The sample rate will be somewhat inconsistent since the first few samples' print output will go into the print buffer with little delay. Once the buffer fills, subsequent samples' time spent in Serial.print() will vary somewhat depending on how long printing the currently printing character takes to finish, when Serial.print() is called. But the average sample rate will settle to about to about 64 Hz (1 sec / (15/960 lines/sec).
The printing time for one line is about 15.6 msec, much longer (140 times) than analogRead() takes, about 0.111 msec, according to this author's measurements.
So I could just use 50ms + 15.6 for the sampling rate, ignoring
That would get you pretty close to the average sampling interval. If consistency is important to you, you'd need to measure that.
How many samples do you need at a time? Another way is to store the data in an array and print it later. Then the jitter in the sampling interval will be much smaller. You'd be limited to the number of samples you could fit in memory, though. Each 10-bit sample would need 2 bytes of storage.
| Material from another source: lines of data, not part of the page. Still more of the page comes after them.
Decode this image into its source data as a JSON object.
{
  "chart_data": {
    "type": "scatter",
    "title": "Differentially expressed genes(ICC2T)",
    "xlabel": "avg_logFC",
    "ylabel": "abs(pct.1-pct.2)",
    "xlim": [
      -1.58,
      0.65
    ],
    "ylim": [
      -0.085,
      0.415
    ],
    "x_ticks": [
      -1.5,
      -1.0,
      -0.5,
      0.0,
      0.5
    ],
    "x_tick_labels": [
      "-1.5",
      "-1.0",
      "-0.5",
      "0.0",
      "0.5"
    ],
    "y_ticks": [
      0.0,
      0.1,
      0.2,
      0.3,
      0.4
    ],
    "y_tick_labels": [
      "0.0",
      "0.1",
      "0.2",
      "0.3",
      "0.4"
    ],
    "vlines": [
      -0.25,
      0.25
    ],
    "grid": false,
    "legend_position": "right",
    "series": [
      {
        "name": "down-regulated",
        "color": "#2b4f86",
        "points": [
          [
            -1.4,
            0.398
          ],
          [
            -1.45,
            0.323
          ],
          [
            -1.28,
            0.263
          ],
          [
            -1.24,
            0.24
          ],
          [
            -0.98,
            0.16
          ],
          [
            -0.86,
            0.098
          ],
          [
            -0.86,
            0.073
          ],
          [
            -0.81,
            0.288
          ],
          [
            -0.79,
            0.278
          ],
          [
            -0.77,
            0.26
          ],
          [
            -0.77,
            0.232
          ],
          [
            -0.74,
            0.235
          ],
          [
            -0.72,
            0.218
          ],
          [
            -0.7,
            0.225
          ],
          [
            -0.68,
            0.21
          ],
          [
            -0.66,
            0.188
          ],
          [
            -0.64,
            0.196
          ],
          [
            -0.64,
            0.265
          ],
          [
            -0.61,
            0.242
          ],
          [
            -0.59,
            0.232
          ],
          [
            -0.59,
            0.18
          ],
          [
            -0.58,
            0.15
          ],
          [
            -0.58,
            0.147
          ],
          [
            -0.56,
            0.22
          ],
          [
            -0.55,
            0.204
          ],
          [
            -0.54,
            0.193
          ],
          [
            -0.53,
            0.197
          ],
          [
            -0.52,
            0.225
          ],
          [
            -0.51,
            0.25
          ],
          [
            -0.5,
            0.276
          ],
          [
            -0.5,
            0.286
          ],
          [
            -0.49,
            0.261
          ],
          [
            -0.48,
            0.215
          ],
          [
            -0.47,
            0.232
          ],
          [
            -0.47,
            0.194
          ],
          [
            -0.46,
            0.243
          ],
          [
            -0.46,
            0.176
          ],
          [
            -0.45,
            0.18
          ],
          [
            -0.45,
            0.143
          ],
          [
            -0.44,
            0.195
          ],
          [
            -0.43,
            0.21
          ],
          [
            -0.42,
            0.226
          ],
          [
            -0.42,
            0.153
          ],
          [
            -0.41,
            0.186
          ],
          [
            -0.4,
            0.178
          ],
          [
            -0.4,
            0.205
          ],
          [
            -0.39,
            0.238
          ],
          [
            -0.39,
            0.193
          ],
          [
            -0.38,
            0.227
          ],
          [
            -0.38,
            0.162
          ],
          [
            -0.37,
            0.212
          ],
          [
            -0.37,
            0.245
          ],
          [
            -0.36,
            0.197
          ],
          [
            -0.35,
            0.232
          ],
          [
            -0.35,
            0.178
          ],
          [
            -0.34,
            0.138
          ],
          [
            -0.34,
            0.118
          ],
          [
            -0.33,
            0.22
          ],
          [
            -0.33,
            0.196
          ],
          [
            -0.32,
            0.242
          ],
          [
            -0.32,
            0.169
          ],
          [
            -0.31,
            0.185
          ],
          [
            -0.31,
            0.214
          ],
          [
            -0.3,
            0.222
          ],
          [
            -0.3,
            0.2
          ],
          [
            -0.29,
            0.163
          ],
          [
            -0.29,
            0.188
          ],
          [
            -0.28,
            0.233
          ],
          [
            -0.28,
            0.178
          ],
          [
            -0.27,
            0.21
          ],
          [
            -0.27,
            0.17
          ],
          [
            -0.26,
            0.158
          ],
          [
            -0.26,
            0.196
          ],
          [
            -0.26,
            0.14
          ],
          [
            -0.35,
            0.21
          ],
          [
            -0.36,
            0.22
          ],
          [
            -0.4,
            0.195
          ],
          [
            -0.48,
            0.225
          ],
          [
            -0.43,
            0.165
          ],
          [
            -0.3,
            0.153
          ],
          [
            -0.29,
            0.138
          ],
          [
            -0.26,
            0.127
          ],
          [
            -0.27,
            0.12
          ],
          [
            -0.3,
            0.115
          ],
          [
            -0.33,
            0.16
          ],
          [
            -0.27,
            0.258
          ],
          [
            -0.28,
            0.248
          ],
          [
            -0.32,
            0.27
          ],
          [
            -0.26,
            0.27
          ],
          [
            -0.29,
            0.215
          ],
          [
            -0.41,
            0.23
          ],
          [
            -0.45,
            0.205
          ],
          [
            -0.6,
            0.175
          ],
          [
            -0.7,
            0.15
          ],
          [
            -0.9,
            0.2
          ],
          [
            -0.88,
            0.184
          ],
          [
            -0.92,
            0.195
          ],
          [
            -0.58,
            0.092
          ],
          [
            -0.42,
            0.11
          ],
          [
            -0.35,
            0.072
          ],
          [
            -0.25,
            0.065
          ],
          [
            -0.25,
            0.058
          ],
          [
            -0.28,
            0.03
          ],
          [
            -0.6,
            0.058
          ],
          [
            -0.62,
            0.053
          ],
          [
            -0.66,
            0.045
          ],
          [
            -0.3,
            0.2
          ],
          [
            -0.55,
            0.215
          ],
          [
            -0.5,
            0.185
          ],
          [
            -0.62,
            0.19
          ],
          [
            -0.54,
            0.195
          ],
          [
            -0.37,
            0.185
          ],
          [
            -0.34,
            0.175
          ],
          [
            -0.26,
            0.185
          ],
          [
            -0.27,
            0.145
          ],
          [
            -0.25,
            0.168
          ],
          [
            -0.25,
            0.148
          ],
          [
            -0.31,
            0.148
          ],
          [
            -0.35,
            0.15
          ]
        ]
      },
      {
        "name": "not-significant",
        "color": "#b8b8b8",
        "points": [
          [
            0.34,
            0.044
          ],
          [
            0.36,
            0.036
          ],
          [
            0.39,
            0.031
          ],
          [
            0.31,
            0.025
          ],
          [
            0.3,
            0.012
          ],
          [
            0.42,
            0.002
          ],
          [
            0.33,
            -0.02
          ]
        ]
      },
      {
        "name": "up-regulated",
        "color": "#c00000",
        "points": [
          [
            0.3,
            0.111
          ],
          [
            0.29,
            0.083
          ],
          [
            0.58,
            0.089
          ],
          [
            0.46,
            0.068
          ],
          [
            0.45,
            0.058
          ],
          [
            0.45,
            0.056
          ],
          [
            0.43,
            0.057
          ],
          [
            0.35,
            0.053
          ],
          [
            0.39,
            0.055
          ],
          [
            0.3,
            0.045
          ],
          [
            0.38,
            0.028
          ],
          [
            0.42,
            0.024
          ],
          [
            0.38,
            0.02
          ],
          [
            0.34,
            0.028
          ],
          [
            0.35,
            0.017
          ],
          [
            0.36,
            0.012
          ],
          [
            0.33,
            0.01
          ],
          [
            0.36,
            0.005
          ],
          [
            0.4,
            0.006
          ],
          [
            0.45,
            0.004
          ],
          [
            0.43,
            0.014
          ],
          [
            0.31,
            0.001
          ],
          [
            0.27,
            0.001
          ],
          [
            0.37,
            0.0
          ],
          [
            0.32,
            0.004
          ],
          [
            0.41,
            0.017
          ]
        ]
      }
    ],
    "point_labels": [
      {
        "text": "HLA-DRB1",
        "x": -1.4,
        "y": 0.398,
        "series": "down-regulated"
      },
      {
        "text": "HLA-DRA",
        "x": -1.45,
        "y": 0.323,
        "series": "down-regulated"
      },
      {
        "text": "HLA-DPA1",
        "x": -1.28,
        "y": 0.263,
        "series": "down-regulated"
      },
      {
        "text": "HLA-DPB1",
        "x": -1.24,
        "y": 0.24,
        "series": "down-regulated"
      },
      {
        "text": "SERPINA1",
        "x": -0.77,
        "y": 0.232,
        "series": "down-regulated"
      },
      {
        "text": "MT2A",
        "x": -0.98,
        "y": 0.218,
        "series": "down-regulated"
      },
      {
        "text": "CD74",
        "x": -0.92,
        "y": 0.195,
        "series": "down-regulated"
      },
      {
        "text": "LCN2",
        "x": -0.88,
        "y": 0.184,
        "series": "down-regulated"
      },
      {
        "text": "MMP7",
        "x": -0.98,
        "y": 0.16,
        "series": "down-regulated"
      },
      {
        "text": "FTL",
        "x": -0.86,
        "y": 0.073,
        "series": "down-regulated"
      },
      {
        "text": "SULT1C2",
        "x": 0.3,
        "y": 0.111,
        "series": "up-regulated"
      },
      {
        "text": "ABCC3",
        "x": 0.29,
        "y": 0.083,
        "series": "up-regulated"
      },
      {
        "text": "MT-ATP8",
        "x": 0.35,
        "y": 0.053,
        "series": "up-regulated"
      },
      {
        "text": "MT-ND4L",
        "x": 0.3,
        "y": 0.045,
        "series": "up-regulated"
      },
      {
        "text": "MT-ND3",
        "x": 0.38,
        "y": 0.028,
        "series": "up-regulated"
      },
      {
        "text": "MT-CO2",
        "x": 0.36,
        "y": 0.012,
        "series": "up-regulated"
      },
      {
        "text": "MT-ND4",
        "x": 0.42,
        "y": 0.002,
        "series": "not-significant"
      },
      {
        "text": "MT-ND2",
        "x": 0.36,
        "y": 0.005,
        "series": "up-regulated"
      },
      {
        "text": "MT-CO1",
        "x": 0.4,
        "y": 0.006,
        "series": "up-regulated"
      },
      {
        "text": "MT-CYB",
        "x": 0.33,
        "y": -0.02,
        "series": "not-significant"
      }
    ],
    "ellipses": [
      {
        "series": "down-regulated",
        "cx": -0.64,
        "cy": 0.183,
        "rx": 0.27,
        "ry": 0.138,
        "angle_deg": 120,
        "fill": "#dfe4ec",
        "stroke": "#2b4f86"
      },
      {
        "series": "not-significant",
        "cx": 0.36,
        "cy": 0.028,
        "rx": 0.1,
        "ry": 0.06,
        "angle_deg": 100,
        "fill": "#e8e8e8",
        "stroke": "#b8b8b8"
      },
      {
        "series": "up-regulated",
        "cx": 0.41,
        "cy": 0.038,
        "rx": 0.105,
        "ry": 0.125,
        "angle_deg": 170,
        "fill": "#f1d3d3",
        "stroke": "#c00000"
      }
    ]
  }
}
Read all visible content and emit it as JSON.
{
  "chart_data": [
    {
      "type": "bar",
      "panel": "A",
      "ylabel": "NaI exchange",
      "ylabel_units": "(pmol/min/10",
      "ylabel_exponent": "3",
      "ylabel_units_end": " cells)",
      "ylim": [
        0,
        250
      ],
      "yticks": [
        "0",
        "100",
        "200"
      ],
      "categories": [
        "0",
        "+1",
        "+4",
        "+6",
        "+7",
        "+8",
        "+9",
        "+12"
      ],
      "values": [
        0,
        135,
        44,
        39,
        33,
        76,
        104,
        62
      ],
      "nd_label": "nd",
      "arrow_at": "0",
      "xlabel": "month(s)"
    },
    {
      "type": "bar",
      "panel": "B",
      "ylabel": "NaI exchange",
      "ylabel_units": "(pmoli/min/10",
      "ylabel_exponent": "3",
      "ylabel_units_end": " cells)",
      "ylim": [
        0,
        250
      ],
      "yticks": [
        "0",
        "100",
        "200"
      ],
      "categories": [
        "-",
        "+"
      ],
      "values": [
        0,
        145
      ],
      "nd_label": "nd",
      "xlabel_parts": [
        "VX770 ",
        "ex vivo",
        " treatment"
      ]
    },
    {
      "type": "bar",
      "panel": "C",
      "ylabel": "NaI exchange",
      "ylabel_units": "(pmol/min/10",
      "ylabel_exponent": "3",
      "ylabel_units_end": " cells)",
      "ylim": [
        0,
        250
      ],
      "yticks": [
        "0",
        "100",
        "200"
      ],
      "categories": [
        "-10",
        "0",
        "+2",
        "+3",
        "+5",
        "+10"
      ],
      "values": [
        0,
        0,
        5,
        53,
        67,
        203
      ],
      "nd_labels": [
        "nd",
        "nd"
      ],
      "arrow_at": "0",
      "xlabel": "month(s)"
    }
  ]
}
If the range of your data is less than 256, you could subtract from each sample, the lowest value you expect to see; the difference will fit in 1 byte, doubling your storage capability. Don't forget to add back that lowest value to each one when you print them, though.
It would also be a good idea to test each sample against that lowest number and the lowest + 255, and if any sample is outside those limits, store the low or high limit value instead. Then when you plot your data,
you'll see it "clipping" and know that it exceeded your bounds. Otherwise you'll get overflows in the arithmetic and the out-of-bounds numbers will appear to suddenly take on high values when they really are low, and vice versa.